Dans son rapport de juillet 1996 sur la desserte terrestre des ports français, M. Marius Belmain, inspecteur général des Ponts et Chaussées, s'est efforcé de définir les hinterlands, ou arrière-pays, de chacun des ports en utilisant les données douanières. Les cartes ci-contre permettent de visualiser d'un seul coup d'oeil le résultat de cette analyse. Elles retracent, pour 1992, les flux de trafics hors hydrocarbures en tonnes par région.

Il apparaît que les hinterlands des ports concurrents du Nord recoupent ceux du Havre, de Rouen et Dunkerque sur un vaste quart nord-est de la France. Leur influence est particulièrement forte dans les régions Nord-Pas-de-Calais et Lorraine et, dans une moindre mesure, en Picardie et Île-de-France, mais elle s'étend de façon significative jusqu'aux régions Pays-de-la-Loire et Rhône-Alpes.

4. Des détournements de trafic massifs

Les statistiques douanières ont permis jusqu'en 1992 de déterminer, sur un certain nombre de destinations, les parts de marché des ports français et étrangers dans l'acheminement du commerce extérieur de la France. Cet indicateur, communément appelé "détournements de trafics" permettait de suivre l'évolution de la compétitivité des ports français par rapport à leurs concurrents.

La méthode utilisée consistait à comptabiliser à nos frontières la part du commerce extérieur acheminée par les ports français (frontière maritime) et celle acheminée par les ports étrangers (frontière terrestre française dans le cadre d'échanges avec des pays outre-mer).

Depuis le 1er janvier 1993, la suppression des contrôles aux frontières a rendues indisponibles les informations nécessaires à l'élaboration de cet indicateur. Il est cependant utile de rappeler les résultats antérieurs, dont l'ordre de grandeur n'a vraisemblablement pas changé en cinq ans.

Jusqu'en 1992, on a pu ainsi observer :

- que les ports du Benelux ont concentré la grande majorité de ces trafics captés (96 %). Venait ensuite l'Allemagne, avec 2,2 %, alors que l'ensemble des ports étrangers d'Europe du sud ne représentait que 1,85 %, avec seulement 460.000 t "détournées", dont 289.000 t par les ports espagnols ;

- qu'à l'import comme à l'export, les régions frontalières, Nord, Picardie, Alsace, Lorraine et Champagne-Ardenne, ont concentré plus de 65 % des trafics captés en volume ;

- enfin, que les trafics des régions Ile-de-France ou Rhône-Alpes, malgré leur proximité géographique des ports français, font l'objet d'une vive concurrence et que les ports étrangers ont capté des volumes importants sur ces régions (environ 25 % à l'import pour les deux régions ; environ 15 % pour l'Ile-de-France et 20 % pour Rhône-Alpes à l'export).

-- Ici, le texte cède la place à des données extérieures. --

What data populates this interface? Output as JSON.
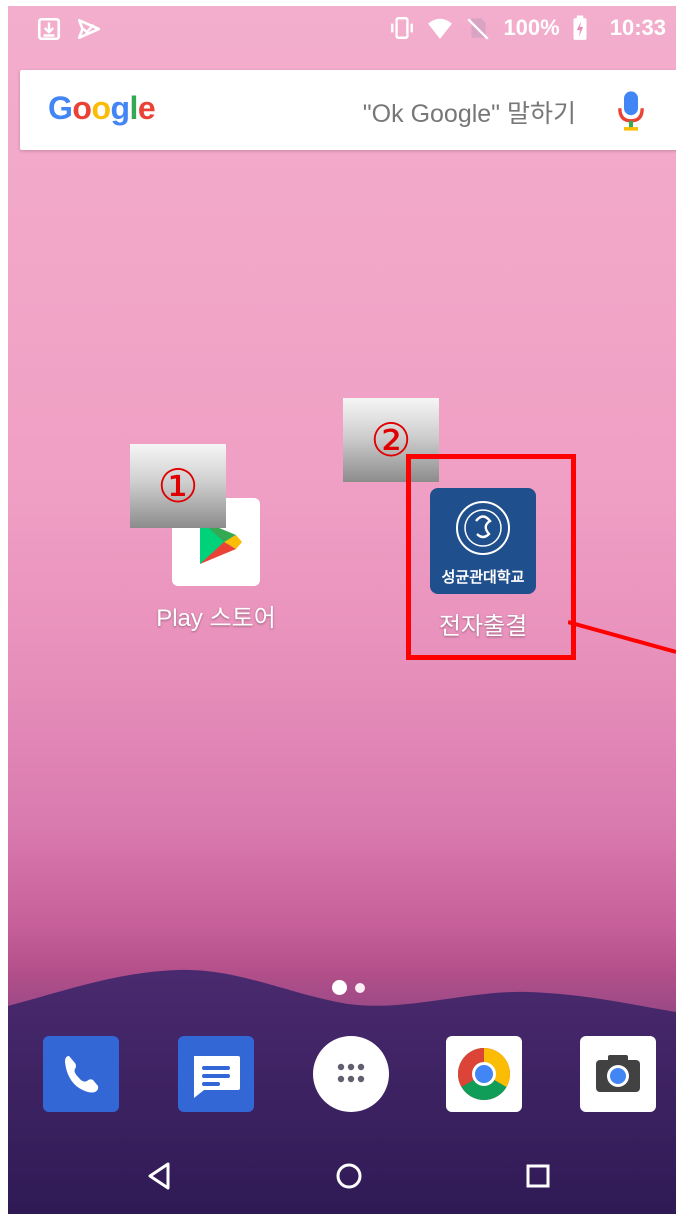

NB : Le "détras" (pour détournements de trafic) représente la part de marché des ports étrangers sur le commerce extérieur par mer.

Les "fuites" de trafics représentent la part de marché des ports étrangers sur le commerce extérieur acheminé par mer.

Source : DTMPL


Il convient toutefois de souligner que les trafics des régions frontalières de l'Est et du Nord ne peuvent pas à proprement parler être considérés comme "détournés", puisque les ports du Benelux constituent pour eux un débouché plus naturel que les ports français. Les interlocuteurs de votre rapporteur lors de sa visite au port d'Anvers préféraient d'ailleurs parler de trafics "attirés" : cette nuance sémantique semble recevable.

Il n'en va pas de même pour les trafics de régions centrales comme l'Ile-de-France ou Rhône-Alpes qui transitent par des ports étrangers, et sont bel et bien détournés des ports français géographiquement les plus proches.